How AT&T fought for privacy — 80 years ago

Derek Slater of the Electronic Frontier Foundation sez,

Since its participation in the president's illegal wiretapping program came to light in late 2005, AT&T has desperately tried to avoid accountability.

But, once upon a time, nearly eighty years ago, AT&T fought at the Supreme Court to stop the government's warrantless surveillance of Americans' private communications. In Olmstead v. USA, AT&T co-authored an amicus brief that outspokenly defended its customers' privacy:

"The telephone has become part and parcel of the social and business intercourse of the people of the United States, and this telephone system offers a means of espionage to which general warrants and writs of assistance were the puniest instruments of tyranny and oppression."

"Writs of assistance" were used by King George II and III to carry out wide-ranging searches of anyone, anywhere, and anytime regardless of whether they were suspected of a crime. These "hated writs" spurred colonists toward revolution and directly motivated James Madison's crafting of the Fourth Amendment.
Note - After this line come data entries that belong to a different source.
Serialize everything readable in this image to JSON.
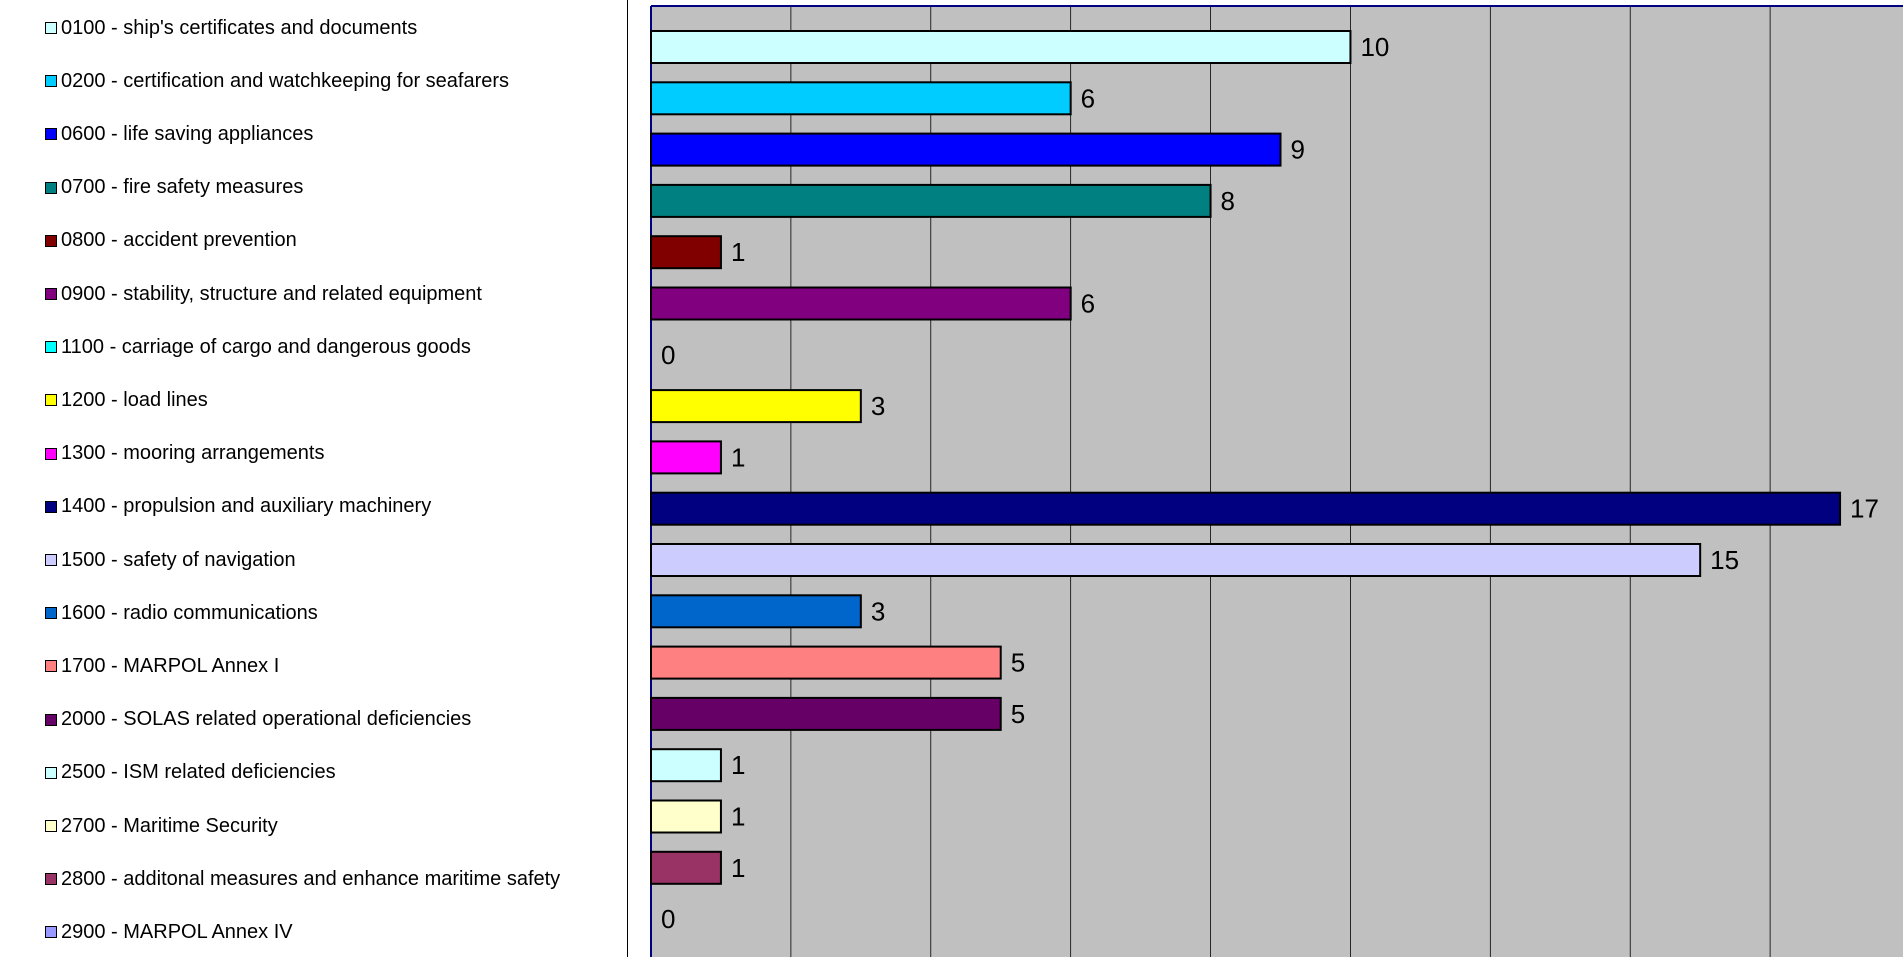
{
  "chart_data": {
    "type": "bar",
    "orientation": "horizontal",
    "categories": [
      "0100 - ship's certificates and documents",
      "0200 - certification and watchkeeping for seafarers",
      "0600 - life saving appliances",
      "0700 - fire safety measures",
      "0800 - accident prevention",
      "0900 - stability, structure and related equipment",
      "1100 - carriage of cargo and dangerous goods",
      "1200 - load lines",
      "1300 - mooring arrangements",
      "1400 - propulsion and auxiliary machinery",
      "1500 - safety of navigation",
      "1600 - radio communications",
      "1700 - MARPOL Annex I",
      "2000 - SOLAS related operational deficiencies",
      "2500 - ISM related deficiencies",
      "2700 - Maritime Security",
      "2800 - additonal measures and enhance maritime safety",
      "2900 - MARPOL Annex IV"
    ],
    "values": [
      10,
      6,
      9,
      8,
      1,
      6,
      0,
      3,
      1,
      17,
      15,
      3,
      5,
      5,
      1,
      1,
      1,
      0
    ],
    "data_labels": [
      "10",
      "6",
      "9",
      "8",
      "1",
      "6",
      "0",
      "3",
      "1",
      "17",
      "15",
      "3",
      "5",
      "5",
      "1",
      "1",
      "1",
      "0"
    ],
    "colors": [
      "#CCFFFF",
      "#00CCFF",
      "#0000FF",
      "#008080",
      "#800000",
      "#800080",
      "#00FFFF",
      "#FFFF00",
      "#FF00FF",
      "#000080",
      "#CCCCFF",
      "#0066CC",
      "#FF8080",
      "#660066",
      "#CCFFFF",
      "#FFFFCC",
      "#993366",
      "#9999FF"
    ],
    "xlim": [
      0,
      18
    ],
    "grid": true,
    "gridline_step": 2,
    "plot_background": "#C0C0C0",
    "legend_position": "left",
    "title": "",
    "xlabel": "",
    "ylabel": ""
  }
}
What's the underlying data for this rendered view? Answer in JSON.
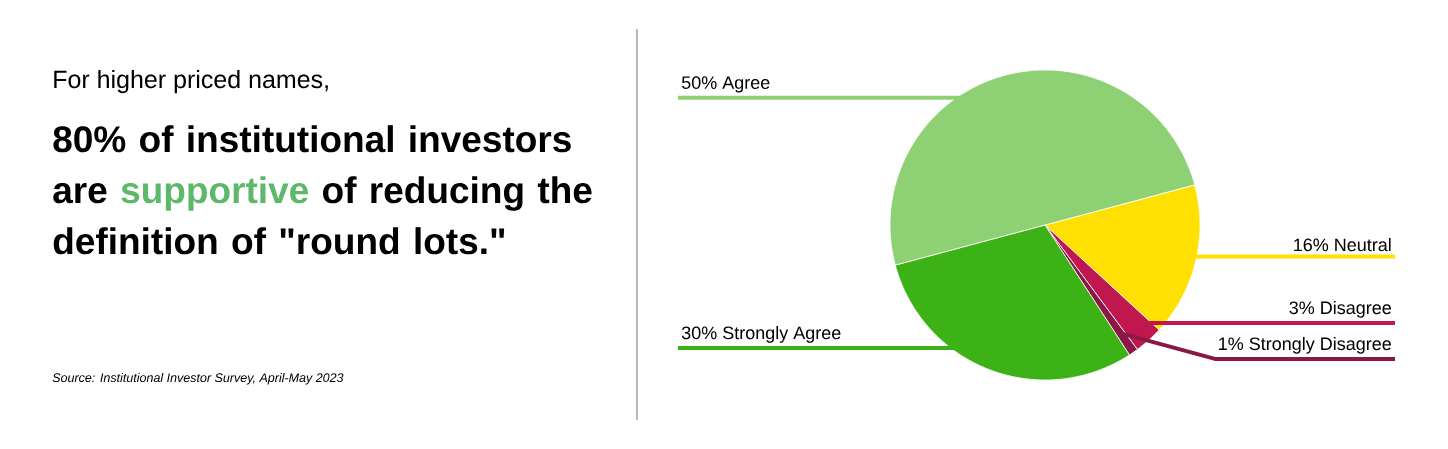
{
  "chart_data": {
    "type": "pie",
    "title": "For higher priced names,",
    "categories": [
      "16% Neutral",
      "3% Disagree",
      "1% Strongly Disagree",
      "30% Strongly Agree",
      "50% Agree"
    ],
    "values": [
      16,
      3,
      1,
      30,
      50
    ],
    "colors": [
      "#ffe000",
      "#c0184e",
      "#8a1847",
      "#3db217",
      "#8ed174"
    ],
    "annotations": [
      "80% of institutional investors are",
      "supportive",
      "of reducing the definition of \"round lots.\"",
      "Source: Institutional Investor Survey, April-May 2023"
    ]
  }
}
If AT&T in 1928 thought that wiretapping made the "hated writs" look puny, how can it now cooperate with the president's massive and illegal spying program?

EFF has sued AT&T for its role in the government's dragnet surveillance of millions of ordinary Americans, and next Wednesday the Ninth Circuit Court of Appeals will hear oral arguments in our case. As AT&T's brief from 80 years ago makes clear, the most basic essence of our Constitution is at stake.